= Howard Galganov =

Canadian activist

Howard Galganov (born February 12, 1950, in Montreal, Quebec) is a Canadian political activist who was active as a radio personality in Montreal during the late 1990s. He made headlines in Quebec for being a vocal and confrontational opponent of the Charter of the French Language and Quebec nationalism as one of the most prominent leaders of the "angryphone" movement, before moving to Ontario and criticizing official bilingualism in Canada.

== Early life ==

Howard Galganov was born on February 12, 1950, to a poor Orthodox Jewish family. His father had served during the allied invasion of Sicily and the battle of Monte Cassino, in addition to other countries. Galganov's website says that his father was given an award by Wilhelmina of the Netherlands due to his participation in the Allied liberation of the Netherlands.
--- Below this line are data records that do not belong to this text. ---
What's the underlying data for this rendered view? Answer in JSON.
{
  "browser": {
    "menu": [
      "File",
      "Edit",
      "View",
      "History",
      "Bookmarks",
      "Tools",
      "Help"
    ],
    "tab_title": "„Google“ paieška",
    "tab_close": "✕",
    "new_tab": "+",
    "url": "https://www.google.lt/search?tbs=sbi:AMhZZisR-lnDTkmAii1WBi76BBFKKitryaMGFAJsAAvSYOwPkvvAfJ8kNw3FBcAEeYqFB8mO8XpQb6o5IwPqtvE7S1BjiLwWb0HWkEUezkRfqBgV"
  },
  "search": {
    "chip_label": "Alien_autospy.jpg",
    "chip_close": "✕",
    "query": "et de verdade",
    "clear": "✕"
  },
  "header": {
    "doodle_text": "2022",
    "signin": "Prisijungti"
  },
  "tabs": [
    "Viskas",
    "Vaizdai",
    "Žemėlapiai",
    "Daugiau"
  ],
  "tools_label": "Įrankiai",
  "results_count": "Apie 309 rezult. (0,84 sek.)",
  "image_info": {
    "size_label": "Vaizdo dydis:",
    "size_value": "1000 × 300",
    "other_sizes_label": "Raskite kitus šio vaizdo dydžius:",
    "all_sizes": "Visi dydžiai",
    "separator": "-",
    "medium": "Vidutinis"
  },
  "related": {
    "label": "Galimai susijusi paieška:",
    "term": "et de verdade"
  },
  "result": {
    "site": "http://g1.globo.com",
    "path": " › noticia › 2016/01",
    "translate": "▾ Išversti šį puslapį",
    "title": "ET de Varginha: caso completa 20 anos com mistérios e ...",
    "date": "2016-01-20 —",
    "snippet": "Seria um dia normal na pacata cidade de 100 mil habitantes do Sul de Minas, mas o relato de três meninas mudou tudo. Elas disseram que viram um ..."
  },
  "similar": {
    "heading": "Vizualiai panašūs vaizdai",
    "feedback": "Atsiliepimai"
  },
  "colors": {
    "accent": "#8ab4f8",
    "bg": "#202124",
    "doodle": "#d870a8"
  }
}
Galganov reportedly had an activist history. His grandfather, a Russian Jew, came to Canada to escape communism. In the 1960s, as a member of Montreal's branch of the far-right Jewish Defense League, Galganov threw coffins on the Soviet embassy lawn in Ottawa to protest the treatment of Jewish "refuseniks".

== Quebec activism ==

By the 1990s, Howard Galganov had become an outspoken critic of the Quebec sovereignty movement and of the Canadian government for not defending the rights of English-speaking citizens living in the Canadian province of Quebec, stating that banning the use of English entirely is a violation of the Canadian Charter of Rights and Freedoms. His goals were defending the equality of all languages, laws defending bilingual equality in Canada, defence against the local unlawful banning of all English in print, as well as the freedom of the individual to choose freely for themselves. He worked to bring awareness to those outside of Quebec on perceived human rights abuses being enacted in Quebec against anglophones, as noted by both

After a 1995 Quebec referendum on sovereignty for the province of Quebec, Galganov founded the Quebec Political Action Committee (QPAC), serving as its president (and only member) until 2000. One of Galganov’s first prominent QPAC activities was to organize a protest at Fairview Pointe-Claire, a shopping mall, in 1996 in the predominantly anglophone West Island of Montreal to protest that retail stores were not placing any English on their commercial signs despite being allowed under the Charter of the French Language. Estimated attendance at the protest varied from 500 to 5,000. Galganov followed up this protest with threatened boycotts of prominent retail stores. He also protested the actions of the Office québécois de la langue française on numerous issues including when language inspectors ordered stores to remove kosher products from their shelves just before Passover because they were not labelled in the French language. These activities caused a reaction among fringe Quebec nationalist groups, garnering publicity for Galganov.

Later in 1996, he gave a speech at the Harvard Club of New York City, in spite of requests not to do so from federal and provincial officials concerned that it might discourage foreign investment in Canada; the speech went ahead regardless.
In 1997, he opened a store with perfectly equal French and English in all signage, deliberately violating the commercial sign provisions of the Charter of the French Language act in order to provoke reactionary measures and media awareness.

After his QPAC activities, Galganov attempted several more politically related activities. In June 1997, he unsuccessfully ran for parliament in Mount Royal as an independent, coming in second. In 1997, he started hosting an AM radio talk show on Montreal radio station CIQC-AM, first in the morning and then at noon. He was on the air for just over a year (replaced in the morning show by Montreal broadcaster Jim Duff), and made efforts to help rally support for William Johnson in his run for the leadership of Alliance Quebec. He also ran for mayor of the town of Saint-Lazare, Quebec, placing third.

== Ontario activism ==

Shortly after his Saint-Lazare mayoralty campaign, he moved to Eastern Ontario. He ran as an independent candidate in the Ontario riding of Stormont-Dundas-South Glengarry in the federal election of October 14, 2008, advocating an end to official bilingualism and the separation of Quebec from Canada, and finishing fourth with 5.7% of the vote.

Galganov, along with Jean-Serge Brisson, a local business owner, is challenging in provincial court a regulation on mandatory bilingual signage adopted on June 16, 2008, by the township of Russell. He claims that the regulation, by making French-only or English-only signs illegal, is threatening the French language in Ontario. One Galganov associate is Elizabeth Trudeau, an official spokesperson for Canadians for Language Fairness, which battles forced bilingual legislation in Canada, claiming that it elevates "French speakers to first-class status and the rest of us to second and third-class status".